Este é o ato tal como foi publicado. As alterações posteriores não estão incorporadas no texto: cada uma é um ato autónomo neste repositório e uma entrada no historial desta lei.

2 atos modificativos · 2000-10-10, Portaria n.º 971/2000 — Aprova ao plano de estudos e regulamenta o curso bietápico de lic…

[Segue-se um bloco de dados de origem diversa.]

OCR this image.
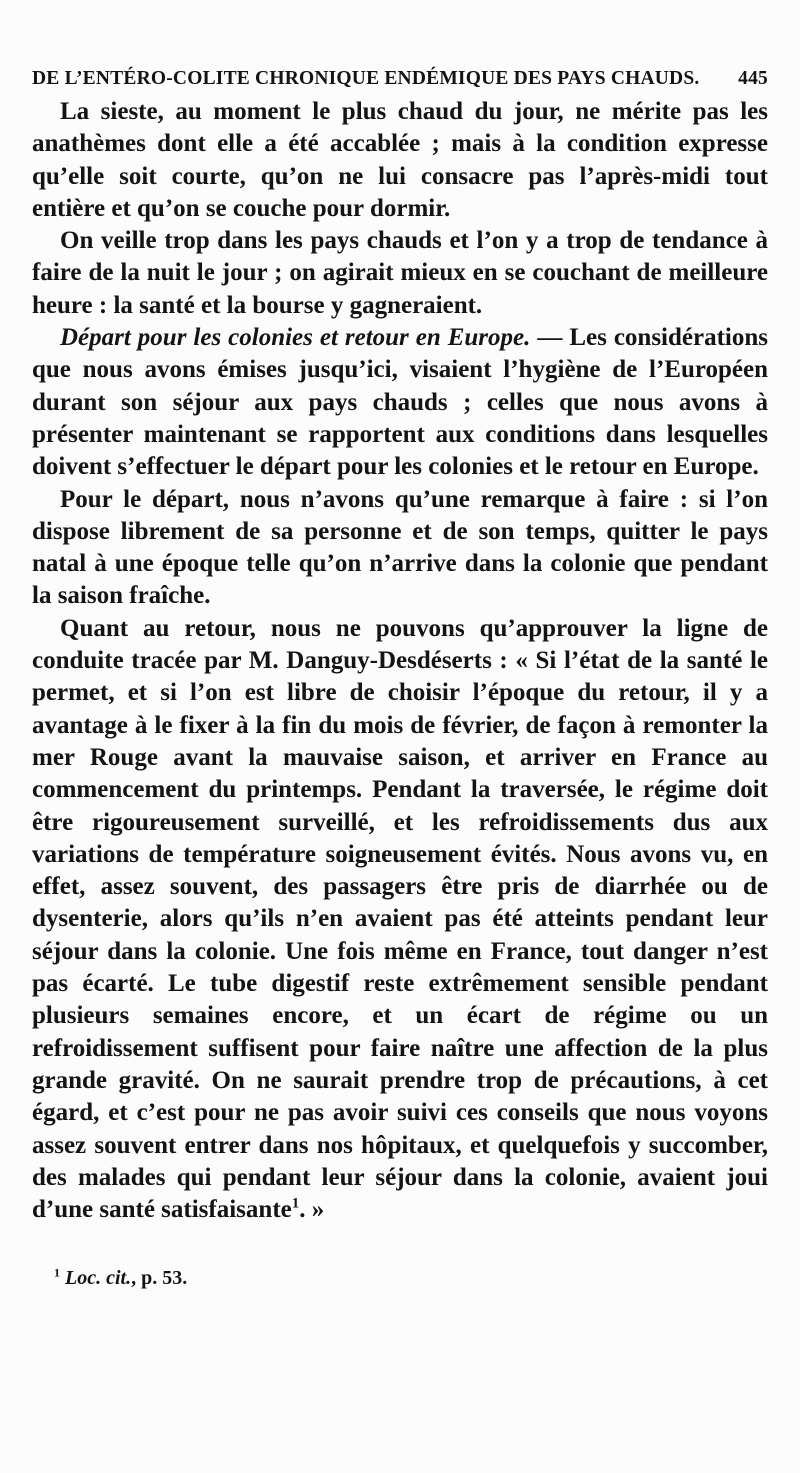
DE L’ENTÉRO-COLITE CHRONIQUE ENDÉMIQUE DES PAYS CHAUDS. 445

La sieste, au moment le plus chaud du jour, ne mérite pas les anathèmes dont elle a été accablée ; mais à la condition expresse qu’elle soit courte, qu’on ne lui consacre pas l’après-midi tout entière et qu’on se couche pour dormir.

On veille trop dans les pays chauds et l’on y a trop de tendance à faire de la nuit le jour ; on agirait mieux en se couchant de meilleure heure : la santé et la bourse y gagneraient.

Départ pour les colonies et retour en Europe. — Les considérations que nous avons émises jusqu’ici, visaient l’hygiène de l’Européen durant son séjour aux pays chauds ; celles que nous avons à présenter maintenant se rapportent aux conditions dans lesquelles doivent s’effectuer le départ pour les colonies et le retour en Europe.

Pour le départ, nous n’avons qu’une remarque à faire : si l’on dispose librement de sa personne et de son temps, quitter le pays natal à une époque telle qu’on n’arrive dans la colonie que pendant la saison fraîche.

Quant au retour, nous ne pouvons qu’approuver la ligne de conduite tracée par M. Danguy-Desdéserts : « Si l’état de la santé le permet, et si l’on est libre de choisir l’époque du retour, il y a avantage à le fixer à la fin du mois de février, de façon à remonter la mer Rouge avant la mauvaise saison, et arriver en France au commencement du printemps. Pendant la traversée, le régime doit être rigoureusement surveillé, et les refroidissements dus aux variations de température soigneusement évités. Nous avons vu, en effet, assez souvent, des passagers être pris de diarrhée ou de dysenterie, alors qu’ils n’en avaient pas été atteints pendant leur séjour dans la colonie. Une fois même en France, tout danger n’est pas écarté. Le tube digestif reste extrêmement sensible pendant plusieurs semaines encore, et un écart de régime ou un refroidissement suffisent pour faire naître une affection de la plus grande gravité. On ne saurait prendre trop de précautions, à cet égard, et c’est pour ne pas avoir suivi ces conseils que nous voyons assez souvent entrer dans nos hôpitaux, et quelquefois y succomber, des malades qui pendant leur séjour dans la colonie, avaient joui d’une santé satisfaisante$^1$. »

$^1$ Loc. cit., p. 53.
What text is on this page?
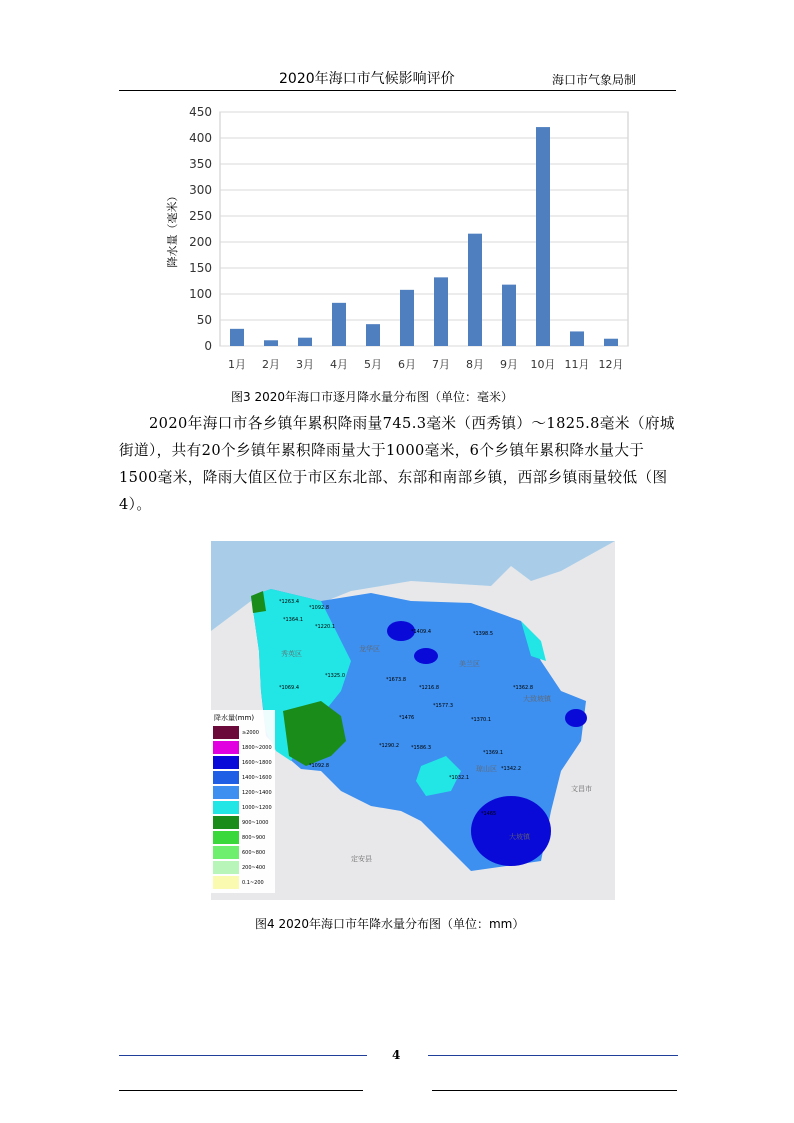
2020年海口市气候影响评价	海口市气象局制
0
50
100
150
200
250
300
350
400
450
1月 2月 3月 4月 5月 6月 7月 8月 9月 10月 11月 12月
降水量（毫米）
图3 2020年海口市逐月降水量分布图（单位：毫米）
2020年海口市各乡镇年累积降雨量745.3毫米（西秀镇）～1825.8毫米（府城街道），共有20个乡镇年累积降雨量大于1000毫米，6个乡镇年累积降水量大于1500毫米，降雨大值区位于市区东北部、东部和南部乡镇，西部乡镇雨量较低（图4）。
*1263.4
*1092.8
*1364.1
*1220.1
*1409.4	*1398.5
*1325.0
*1069.4
*1673.8
*1216.8	*1362.8
*1577.3
*1476	*1370.1
*1290.2 *1586.3
*1369.1
*1342.2
*1032.1
*1092.8
*1465
秀英区
龙华区
美兰区
琼山区
文昌市
定安县
大致坡镇
大坡镇
降水量(mm)
≥2000
1800~2000
1600~1800
1400~1600
1200~1400
1000~1200
900~1000
800~900
600~800
200~400
0.1~200
图4 2020年海口市年降水量分布图（单位：mm）
4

Autoriza o Instituto Politécnico do Porto, através da sua Escola Superior de Estudos Industriais e de Gestão, a conferir o grau de bacharel em Recursos Humanos e aprova o respectivo plano de estudos

Histórico de alterações JSON API

de 19 de Fevereiro

Sob proposta do Instituto Politécnico do Porto e da sua Escola Superior de Estudos Industriais e de Gestão;

Ao abrigo do disposto no artigo 4.º do Decreto-Lei n.º 303/80, de 16 de Agosto, e no capítulo III do Decreto-Lei n.º 316/83, de 2 de Julho:

Manda o Governo, pelo Ministro da Educação, o seguinte:

1.º

Criação

O Instituto Politécnico do Porto, através da sua Escola Superior de Estudos Industriais e de Gestão, confere o grau de bacharel em Recursos Humanos, ministrando, em consequência, o respectivo curso.

2.º

Plano de estudos

O plano de estudos do curso é o constante do anexo à presente portaria.

3.º

Regimes escolares

Os regimes de frequência, avaliação de conhecimentos, transição de ano e precedência são fixados pelo órgão competente da Escola.

4.º

Condições para a obtenção do grau

É condição para a obtenção do grau de bacharel a aprovação na totalidade das disciplinas que integram o plano de estudos do curso.

5.º

Classificação final

1 - A classificação final do curso é a média aritmética ponderada, arredondada às unidades (considerando-se como unidade a fracção não inferior a cinco décimas), das classificações das disciplinas que integram o plano de estudos.

2 - Os coeficientes de ponderação são fixados pelo conselho científico da Escola.

6.º

Homologação

As decisões ou deliberações a que se referem o n.º 3.º e o n.º 2 do n.º 5.º estão sujeitas a homologação do presidente do Instituto, tendo em vista assegurar a coordenação dos critérios adoptados pelas escolas que integram o Instituto.

7.º

Entrada em funcionamento

O curso entra em funcionamento no ano lectivo que for determinado por portaria do Ministro da Educação, na sequência de relatório do presidente do Instituto demonstrativo da existência dos recursos humanos e materiais necessários à sua concretização.

Ministério da Educação.

Assinada em 17 de Janeiro de 1996.

Pelo Ministro da Educação, Alfredo Jorge Silva, Secretário de Estado do Ensino Superior.